Clarence moved his finger on the power supply, sitting on his lap where Shadow couldn’t see it. A bright arc jumped to Shadow’s arm, which involuntarily flexed upward, abruptly stopped by the tension of the rope. He screamed, eyes wide. Clarence switched the unit off.
“What’s happenin’, man?” Shadow shouted. “You tryin’ to fry me?”
“It’s just fifty thousand volts. That’s strike one. Shadow isn’t your real name.”
“Davey. Davey Williams. Everybody call me Shadow. That don’t count.”
“It counts. Strike one. Now, are you a Crip or a Blood?”
“I be Crip, man. Rollin’ 60s, do or die. Hate Bloods.”
“Well, you’re telling the truth there,” Clarence said. “You deal drugs?”
“No.” He tensed up, then quickly added, “Wait, yeah, sometimes.”
“Almost strike two. Good thinkin’, Davey. Keep telling the truth, and you’ll keep breathing. Okay. Did you kill Sylvester over on MLK back in June?”
Davey’s eyes looked wild. “No way, man.” The arc jumped to his arm, which twitched and flexed.
“The machine knows you did it. Strike two.” Clarence picked up the Glock 17 and with a dramatic flourish racked the slide to chamber a round. He thought about Tommy Lee Jones in
The Fugitive.
“One more lie and your brains are wallpaper,” Clarence said. Davey let out a low moan.

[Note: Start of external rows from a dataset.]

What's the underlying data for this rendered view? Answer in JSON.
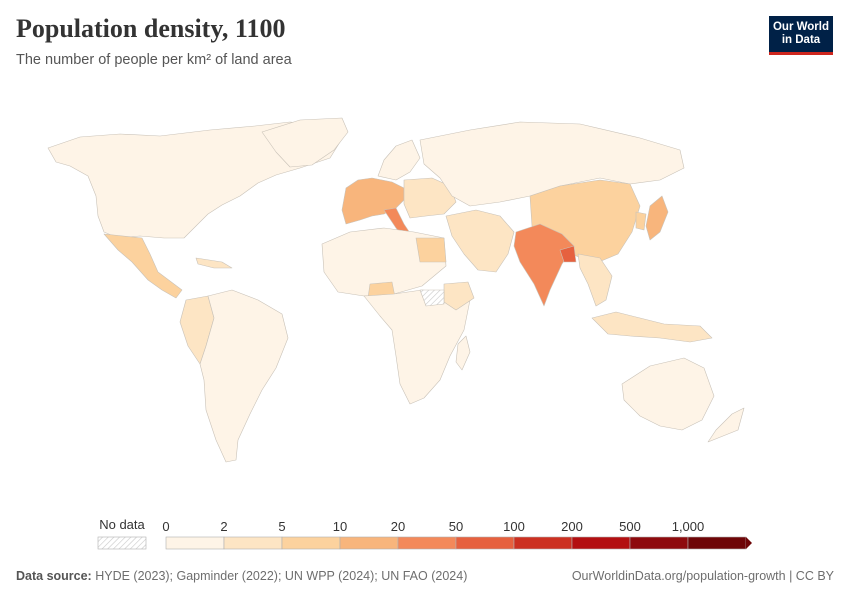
{
  "title": "Population density, 1100",
  "subtitle": "The number of people per km² of land area",
  "logo": {
    "line1": "Our World",
    "line2": "in Data"
  },
  "legend": {
    "no_data_label": "No data",
    "ticks": [
      "0",
      "2",
      "5",
      "10",
      "20",
      "50",
      "100",
      "200",
      "500",
      "1,000"
    ],
    "colors": [
      "#fef4e7",
      "#fde5c4",
      "#fcd29e",
      "#f8b57c",
      "#f3895a",
      "#e6613f",
      "#cc3021",
      "#b30f11",
      "#8e0a0d",
      "#6e0507"
    ]
  },
  "footer": {
    "source_label": "Data source:",
    "source_text": "HYDE (2023); Gapminder (2022); UN WPP (2024); UN FAO (2024)",
    "credit": "OurWorldinData.org/population-growth | CC BY"
  },
  "regions": [
    {
      "name": "North America",
      "density_bin": "0-2"
    },
    {
      "name": "Mexico and Central America",
      "density_bin": "2-5"
    },
    {
      "name": "South America",
      "density_bin": "0-2"
    },
    {
      "name": "Andean South America",
      "density_bin": "2-5"
    },
    {
      "name": "Western Europe",
      "density_bin": "10-20"
    },
    {
      "name": "Italy",
      "density_bin": "20-50"
    },
    {
      "name": "Eastern Europe",
      "density_bin": "2-5"
    },
    {
      "name": "Russia and Central Asia",
      "density_bin": "0-2"
    },
    {
      "name": "Middle East",
      "density_bin": "2-5"
    },
    {
      "name": "Egypt",
      "density_bin": "5-10"
    },
    {
      "name": "India",
      "density_bin": "20-50"
    },
    {
      "name": "Bangladesh",
      "density_bin": "50-100"
    },
    {
      "name": "China",
      "density_bin": "5-10"
    },
    {
      "name": "Japan",
      "density_bin": "10-20"
    },
    {
      "name": "Korea",
      "density_bin": "5-10"
    },
    {
      "name": "Southeast Asia",
      "density_bin": "2-5"
    },
    {
      "name": "North Africa",
      "density_bin": "0-2"
    },
    {
      "name": "Nigeria",
      "density_bin": "5-10"
    },
    {
      "name": "Sub-Saharan Africa",
      "density_bin": "0-2"
    },
    {
      "name": "Ethiopia",
      "density_bin": "2-5"
    },
    {
      "name": "Sudan",
      "density_bin": "no data"
    },
    {
      "name": "Australia",
      "density_bin": "0-2"
    },
    {
      "name": "Indonesia",
      "density_bin": "2-5"
    }
  ]
}
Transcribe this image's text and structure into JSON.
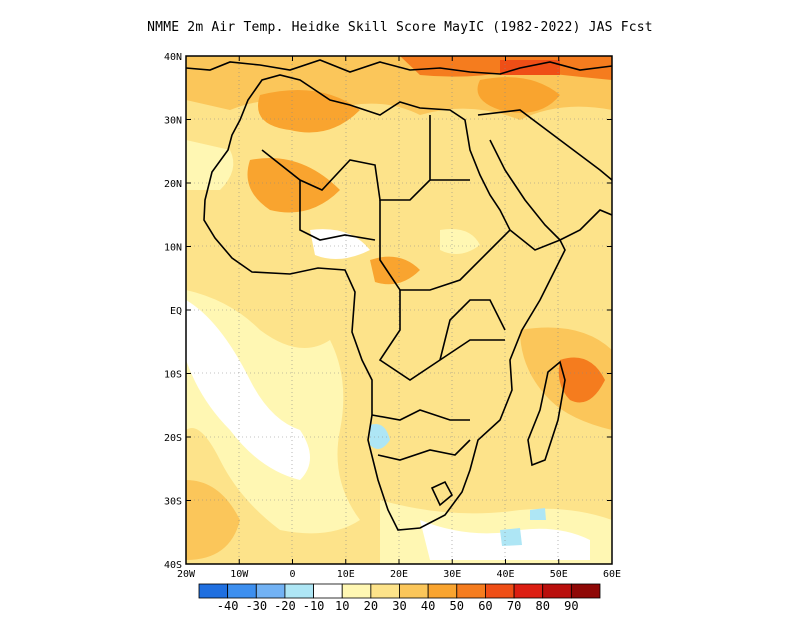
{
  "title": "NMME 2m Air Temp. Heidke Skill Score MayIC (1982-2022) JAS Fcst",
  "lon_ticks": [
    "20W",
    "10W",
    "0",
    "10E",
    "20E",
    "30E",
    "40E",
    "50E",
    "60E"
  ],
  "lat_ticks": [
    "40N",
    "30N",
    "20N",
    "10N",
    "EQ",
    "10S",
    "20S",
    "30S",
    "40S"
  ],
  "colorbar": {
    "labels": [
      "-40",
      "-30",
      "-20",
      "-10",
      "10",
      "20",
      "30",
      "40",
      "50",
      "60",
      "70",
      "80",
      "90"
    ],
    "colors": [
      "#1f6fe0",
      "#3d8fef",
      "#72b2f4",
      "#aee6f5",
      "#ffffff",
      "#fff7b3",
      "#fde38a",
      "#fbc65a",
      "#f9a42f",
      "#f57c1e",
      "#ef4e16",
      "#dc1e12",
      "#b90f0c",
      "#8f0806"
    ]
  },
  "chart_data": {
    "type": "heatmap",
    "title": "NMME 2m Air Temp. Heidke Skill Score MayIC (1982-2022) JAS Fcst",
    "lon_range": [
      -20,
      60
    ],
    "lat_range": [
      -40,
      40
    ],
    "grid": "dotted",
    "values_note_levels": [
      -40,
      -30,
      -20,
      -10,
      10,
      20,
      30,
      40,
      50,
      60,
      70,
      80,
      90
    ]
  }
}
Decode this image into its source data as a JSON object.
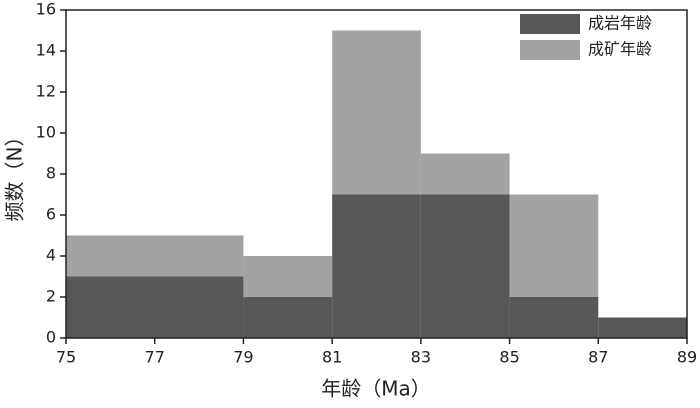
{
  "chart_data": {
    "type": "histogram",
    "x_label": "年龄（Ma）",
    "y_label": "频数（N）",
    "bins": [
      75,
      79,
      81,
      83,
      85,
      87,
      89
    ],
    "series": [
      {
        "name": "成岩年龄",
        "color": "#575757",
        "values": [
          3,
          2,
          7,
          7,
          2,
          1
        ]
      },
      {
        "name": "成矿年龄",
        "color": "#a3a3a3",
        "values": [
          2,
          2,
          8,
          2,
          5,
          0
        ]
      }
    ],
    "stacked": true,
    "xlim": [
      75,
      89
    ],
    "xticks": [
      75,
      77,
      79,
      81,
      83,
      85,
      87,
      89
    ],
    "ylim": [
      0,
      16
    ],
    "yticks": [
      0,
      2,
      4,
      6,
      8,
      10,
      12,
      14,
      16
    ],
    "legend": "upper right"
  }
}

“You also killed Raphael, the Woodland Park Blood.” Davey looked horrified, yet he didn’t deny it. “But I’m not going to give you a chance to lie about him, because next lie I have to shoot you. See, I’m not here about those boys. Now—do you know who gave Leesa Fletcher the cocaine that killed her?”
Davey looked down.
“Answer me. Now.”
“Yeah. GC do it.”
“She wasn’t a user. He forced it on her, didn’t he? And you were with him, weren’t you?”
“We cased her crib. Witch’s parents drove off, we come to the door. Said we wanted to talk. GC offered her coke. She wouldn’t take it. He had me make up this heavy mix. I hold her down, and GC shot it in her arm. Witch went quick.”

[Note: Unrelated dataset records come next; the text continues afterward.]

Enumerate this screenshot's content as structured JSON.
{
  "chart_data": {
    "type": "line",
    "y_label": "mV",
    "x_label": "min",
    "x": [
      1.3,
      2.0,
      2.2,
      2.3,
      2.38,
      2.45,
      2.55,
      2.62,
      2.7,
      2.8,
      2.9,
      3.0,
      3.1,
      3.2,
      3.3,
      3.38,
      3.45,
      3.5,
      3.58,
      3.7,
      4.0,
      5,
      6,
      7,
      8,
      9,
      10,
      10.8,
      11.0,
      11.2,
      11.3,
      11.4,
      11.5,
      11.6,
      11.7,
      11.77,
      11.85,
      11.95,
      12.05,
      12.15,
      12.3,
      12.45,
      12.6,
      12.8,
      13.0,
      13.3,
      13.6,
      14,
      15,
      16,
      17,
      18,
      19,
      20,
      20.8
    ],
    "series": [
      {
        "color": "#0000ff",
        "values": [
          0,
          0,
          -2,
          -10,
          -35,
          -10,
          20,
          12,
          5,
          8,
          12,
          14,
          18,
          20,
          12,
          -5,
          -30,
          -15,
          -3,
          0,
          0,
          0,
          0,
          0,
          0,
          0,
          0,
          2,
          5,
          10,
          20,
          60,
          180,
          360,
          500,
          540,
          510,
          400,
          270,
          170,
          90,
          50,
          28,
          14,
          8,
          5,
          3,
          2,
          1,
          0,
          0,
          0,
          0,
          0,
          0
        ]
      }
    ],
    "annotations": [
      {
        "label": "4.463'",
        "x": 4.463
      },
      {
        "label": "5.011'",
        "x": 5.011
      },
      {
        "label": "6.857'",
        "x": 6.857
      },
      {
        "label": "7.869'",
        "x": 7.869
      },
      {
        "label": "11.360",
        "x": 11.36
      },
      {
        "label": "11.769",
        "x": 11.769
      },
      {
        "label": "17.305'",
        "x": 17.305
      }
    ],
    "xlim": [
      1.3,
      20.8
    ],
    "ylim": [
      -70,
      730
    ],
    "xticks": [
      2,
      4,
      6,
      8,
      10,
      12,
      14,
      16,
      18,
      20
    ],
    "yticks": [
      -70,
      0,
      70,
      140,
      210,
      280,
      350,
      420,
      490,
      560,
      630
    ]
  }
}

“Who told you and GC to do this?”
“Nobody.” Beads of sweat stood out on his head. He watched the induction coil as if it were a rattlesnake. “I mean, everything come by envelopes. Think it’s the same dude. Can’t be sure. We’d do the job, money just showed up. That’s all I know, man, I swear.”
“Did you do the same thing with Gracie? Force an injection on her?”
“Didn’t have to force Gracie. She be a base head, crack witch.”